My musical history is drawing toward a close. The story currently recounts the summer of 1971, and though it continues on, my account will stop with the year of 1985.

            Playing in a band with Crowbar was the most fun thing. He was totally pure in his approach. The first time he played his brand new Hofner Beatle Bass was at a band practice. Brillo and I would point out the chord changes and direct him toward the root note of each change. There was no slappin or flappin or freewheeling: it was all root note banging at a more or less primal level. And though Crowbar’s, all our, influences were immediately from the psychedelic era, he was punk, all punk, and nothing but the punk, the living embodiment of rock ethos and demonstration. I’m serious. Crowbar had no choice but to go straight at every song that came up.
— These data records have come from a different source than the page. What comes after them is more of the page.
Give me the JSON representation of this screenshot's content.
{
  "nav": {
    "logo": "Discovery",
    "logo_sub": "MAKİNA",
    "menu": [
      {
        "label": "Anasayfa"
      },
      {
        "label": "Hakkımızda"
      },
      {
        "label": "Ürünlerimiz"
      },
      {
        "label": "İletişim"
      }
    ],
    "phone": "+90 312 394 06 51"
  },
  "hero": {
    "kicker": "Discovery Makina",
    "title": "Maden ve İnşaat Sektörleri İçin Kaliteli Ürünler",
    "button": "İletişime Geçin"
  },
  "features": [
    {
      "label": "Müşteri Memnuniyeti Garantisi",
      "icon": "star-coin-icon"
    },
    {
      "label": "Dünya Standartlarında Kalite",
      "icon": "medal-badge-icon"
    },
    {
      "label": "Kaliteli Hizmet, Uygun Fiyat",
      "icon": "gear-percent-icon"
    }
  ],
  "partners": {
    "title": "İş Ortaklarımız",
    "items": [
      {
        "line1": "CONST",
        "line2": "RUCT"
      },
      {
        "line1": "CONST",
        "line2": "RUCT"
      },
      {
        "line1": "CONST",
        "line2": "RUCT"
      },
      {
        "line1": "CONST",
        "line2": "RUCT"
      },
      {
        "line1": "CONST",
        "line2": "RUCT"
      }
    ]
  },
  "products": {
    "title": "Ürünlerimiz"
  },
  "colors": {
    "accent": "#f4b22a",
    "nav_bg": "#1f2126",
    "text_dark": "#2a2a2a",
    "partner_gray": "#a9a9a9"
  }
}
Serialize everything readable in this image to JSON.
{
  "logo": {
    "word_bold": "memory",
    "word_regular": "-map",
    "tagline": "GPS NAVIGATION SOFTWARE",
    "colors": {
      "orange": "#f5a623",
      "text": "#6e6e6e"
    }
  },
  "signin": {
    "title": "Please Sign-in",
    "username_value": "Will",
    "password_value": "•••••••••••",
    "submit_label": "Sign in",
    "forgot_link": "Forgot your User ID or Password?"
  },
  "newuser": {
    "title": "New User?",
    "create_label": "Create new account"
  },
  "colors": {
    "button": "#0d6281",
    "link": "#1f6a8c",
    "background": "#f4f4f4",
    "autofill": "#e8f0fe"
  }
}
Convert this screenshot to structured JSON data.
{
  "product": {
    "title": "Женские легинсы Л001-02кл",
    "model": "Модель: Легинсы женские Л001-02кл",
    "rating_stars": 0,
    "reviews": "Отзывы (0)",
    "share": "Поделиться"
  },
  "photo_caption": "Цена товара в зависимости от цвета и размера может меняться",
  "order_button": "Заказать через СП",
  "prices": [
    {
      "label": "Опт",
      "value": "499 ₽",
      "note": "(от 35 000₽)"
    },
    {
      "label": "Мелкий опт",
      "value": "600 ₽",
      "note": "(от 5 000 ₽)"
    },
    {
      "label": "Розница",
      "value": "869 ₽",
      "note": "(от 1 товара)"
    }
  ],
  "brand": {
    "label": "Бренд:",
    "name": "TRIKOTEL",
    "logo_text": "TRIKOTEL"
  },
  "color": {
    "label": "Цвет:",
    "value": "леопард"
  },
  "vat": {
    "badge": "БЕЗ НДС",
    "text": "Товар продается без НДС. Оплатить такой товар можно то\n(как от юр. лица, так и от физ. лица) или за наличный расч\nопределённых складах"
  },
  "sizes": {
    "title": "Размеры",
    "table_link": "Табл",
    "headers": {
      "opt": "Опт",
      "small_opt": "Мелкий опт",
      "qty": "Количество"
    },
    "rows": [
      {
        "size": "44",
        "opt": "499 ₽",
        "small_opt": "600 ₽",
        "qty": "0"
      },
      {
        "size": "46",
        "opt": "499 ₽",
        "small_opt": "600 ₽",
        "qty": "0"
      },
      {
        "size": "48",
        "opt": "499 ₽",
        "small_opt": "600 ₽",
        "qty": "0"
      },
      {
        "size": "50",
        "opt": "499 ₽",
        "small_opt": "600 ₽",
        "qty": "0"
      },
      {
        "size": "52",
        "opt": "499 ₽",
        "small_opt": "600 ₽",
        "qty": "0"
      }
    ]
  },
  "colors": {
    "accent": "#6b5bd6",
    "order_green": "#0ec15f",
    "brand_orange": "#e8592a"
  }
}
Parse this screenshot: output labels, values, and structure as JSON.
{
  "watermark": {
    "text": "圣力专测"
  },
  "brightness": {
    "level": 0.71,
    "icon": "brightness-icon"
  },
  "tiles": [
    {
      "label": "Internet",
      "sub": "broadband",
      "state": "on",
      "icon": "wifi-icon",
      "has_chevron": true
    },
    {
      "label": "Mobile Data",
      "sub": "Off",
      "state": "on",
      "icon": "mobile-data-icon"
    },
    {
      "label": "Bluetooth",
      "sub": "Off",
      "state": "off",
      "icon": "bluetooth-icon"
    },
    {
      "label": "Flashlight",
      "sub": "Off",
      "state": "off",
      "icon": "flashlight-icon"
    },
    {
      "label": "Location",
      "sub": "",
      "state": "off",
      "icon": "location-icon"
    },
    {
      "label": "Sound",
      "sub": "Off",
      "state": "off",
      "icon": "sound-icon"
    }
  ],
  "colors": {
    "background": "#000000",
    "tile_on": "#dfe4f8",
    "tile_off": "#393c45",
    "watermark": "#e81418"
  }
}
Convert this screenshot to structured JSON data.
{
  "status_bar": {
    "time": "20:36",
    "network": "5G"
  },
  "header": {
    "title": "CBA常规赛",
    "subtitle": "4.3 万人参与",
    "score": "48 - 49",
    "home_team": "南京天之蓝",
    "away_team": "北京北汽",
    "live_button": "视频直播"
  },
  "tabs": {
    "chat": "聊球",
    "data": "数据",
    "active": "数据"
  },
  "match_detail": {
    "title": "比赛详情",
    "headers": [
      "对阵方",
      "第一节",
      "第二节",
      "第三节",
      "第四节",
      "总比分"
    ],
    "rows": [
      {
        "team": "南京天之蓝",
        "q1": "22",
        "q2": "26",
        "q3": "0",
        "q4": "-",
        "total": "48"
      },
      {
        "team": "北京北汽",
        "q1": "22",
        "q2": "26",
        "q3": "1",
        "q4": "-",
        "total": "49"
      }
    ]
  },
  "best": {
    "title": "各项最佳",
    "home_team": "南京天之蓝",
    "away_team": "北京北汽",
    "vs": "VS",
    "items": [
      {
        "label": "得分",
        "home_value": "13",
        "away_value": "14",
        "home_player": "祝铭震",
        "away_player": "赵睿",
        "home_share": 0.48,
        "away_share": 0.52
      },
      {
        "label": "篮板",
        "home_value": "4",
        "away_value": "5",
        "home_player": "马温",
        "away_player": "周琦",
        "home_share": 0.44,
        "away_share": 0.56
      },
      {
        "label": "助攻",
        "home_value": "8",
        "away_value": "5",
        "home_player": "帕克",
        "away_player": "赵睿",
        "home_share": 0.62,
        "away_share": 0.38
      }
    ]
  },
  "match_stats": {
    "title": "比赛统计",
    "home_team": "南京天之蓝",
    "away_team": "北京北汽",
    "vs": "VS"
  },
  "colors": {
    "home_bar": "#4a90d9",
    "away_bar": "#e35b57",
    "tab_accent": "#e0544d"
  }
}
He’d had no time for lessons or study, and not being a natural musician in the traditional sense (Does it count that he played French horn in the high school marching band?), he just took the path of least resistance. He never objected to any outrageous idea, and by his basic nature was prone to experiment. But that’s the essence of rock music: anybody can do it. It’s campfire music with amplifiers; however, instead of sitting around a pit full of burning wood and plucking on a guitar or thumping on a tambourine while passing around a bottle and howling to the sky, the bandsmen gather in basements and garages and spare rooms to assault life with guitars, basses, drums, keyboards, singers, and occasionally horns, until the players become proficient enough on a selection of songs to play in other basements, garages, and spare rooms and howl at and share whatever with whomever shows up. That’s all there is to it. I don’t belittle great players and playing, I love them and that, but no one has to be great to play. It takes all kinds to make a band.